While Dictators Handbook provides an overview of how power works to shape politics, so on the outcome side of things. Coup d’Etat provides practical instructions on how to actually obtain power in various systems. In particular it provides an instruction on how to analyze the crucial power factors described in Dictators Handbook in turn to device a plan on how to get them under your control. A very pragmatic analysis on the execution of power. (though an application of the lessons taught might still get you killed)
Classic, interesting to read after Coup d’Etat and Dictators Handbook to see how far back some of the ideas actually reach. Compared to those previous two books though very one dimensional as it considers only one system of power essentially (which is of course clear due to the time when the book was written). Considering that is still surprising how many mechanisms of power have only changed in shape and not in nature over time.
A short and fun to read essay on the philosophical nature of bullshit. Particular emphasis is put on the distinction between bullshit and lies. He characterizes bullshit as statements for which the person making the statement is not bothered by the content of truth or falsehood of his statement. A lie on the other hand is a statement which the person making the statement believes to be false.
A nice essay on the current state of bullshit in public debate in the digital age. He takes a clear stance against relativists of all sorts. The assertion that a fundamental truth exists (of which we can achieve varying degrees of knowledge) seems to be the reasonable assumption to serve as a basis for any sensible democratic debate. This counts both for the relativistic “lived experience” fraction on the left and the “alternative fact” camp on the right. Both are a danger for our democracy as they undermine the very foundation an informed democratic debate has to be based on.
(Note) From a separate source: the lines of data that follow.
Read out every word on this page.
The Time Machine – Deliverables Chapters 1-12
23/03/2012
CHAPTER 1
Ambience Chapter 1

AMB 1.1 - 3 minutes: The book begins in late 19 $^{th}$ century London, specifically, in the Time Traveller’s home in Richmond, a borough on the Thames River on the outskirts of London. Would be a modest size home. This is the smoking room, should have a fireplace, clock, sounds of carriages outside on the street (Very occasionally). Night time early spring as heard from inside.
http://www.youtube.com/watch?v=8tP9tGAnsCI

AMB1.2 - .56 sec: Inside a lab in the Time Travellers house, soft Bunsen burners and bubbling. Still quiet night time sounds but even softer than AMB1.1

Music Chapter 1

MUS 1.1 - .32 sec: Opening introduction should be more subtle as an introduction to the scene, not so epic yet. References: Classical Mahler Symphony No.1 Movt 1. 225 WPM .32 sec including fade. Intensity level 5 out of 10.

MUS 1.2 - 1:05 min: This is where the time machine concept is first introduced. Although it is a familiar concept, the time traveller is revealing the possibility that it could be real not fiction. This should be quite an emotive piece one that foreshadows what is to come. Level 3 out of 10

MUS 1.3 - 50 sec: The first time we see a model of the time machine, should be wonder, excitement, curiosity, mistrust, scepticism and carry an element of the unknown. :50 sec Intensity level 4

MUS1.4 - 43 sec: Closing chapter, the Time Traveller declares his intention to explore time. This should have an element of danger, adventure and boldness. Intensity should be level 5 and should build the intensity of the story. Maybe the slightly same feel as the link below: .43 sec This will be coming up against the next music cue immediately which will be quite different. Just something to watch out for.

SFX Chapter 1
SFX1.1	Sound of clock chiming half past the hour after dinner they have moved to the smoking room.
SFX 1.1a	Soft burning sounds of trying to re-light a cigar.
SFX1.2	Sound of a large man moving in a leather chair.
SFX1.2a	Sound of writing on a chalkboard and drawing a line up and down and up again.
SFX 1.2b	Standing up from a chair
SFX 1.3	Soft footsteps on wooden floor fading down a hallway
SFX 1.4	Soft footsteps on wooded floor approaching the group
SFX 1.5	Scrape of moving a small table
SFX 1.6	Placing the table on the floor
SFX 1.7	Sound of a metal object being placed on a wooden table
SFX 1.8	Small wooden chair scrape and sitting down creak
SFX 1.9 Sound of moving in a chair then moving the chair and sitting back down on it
A scientific essay on the movements and cultural developments behind ’emancipatory communication practices’. The focus is mainly on community radio stations and radical internet projects. For me personally it was too deep in the scientific niche and therefore not very interesting, which is added by the fact that it is primarily a scientific study and hence the tone is rather dry. The bits that were interesting to me was where it touched on the general nature of social movements and how they are affected by the communication platforms at hand. I could relate many of the more generic insights to my experience with the March for Science which was plagued by the lack of organizational framework that could suit such a massive grassroot movement which emerged in almost no time. I blame this lack of initial organizational framework to a substantial amount to be responsible for the fact that the MFS did not succeed to establish a long term movement. As a result I have been thinking about developing a set of organizational tools that would allow future grassroot movements to find a suitable organizational framework quickly by having a set of knobs they can tune to adjust a generic framework to their specific needs. (i.e. some sort of decision making platform/tool for fast growing massive global grassroot movements).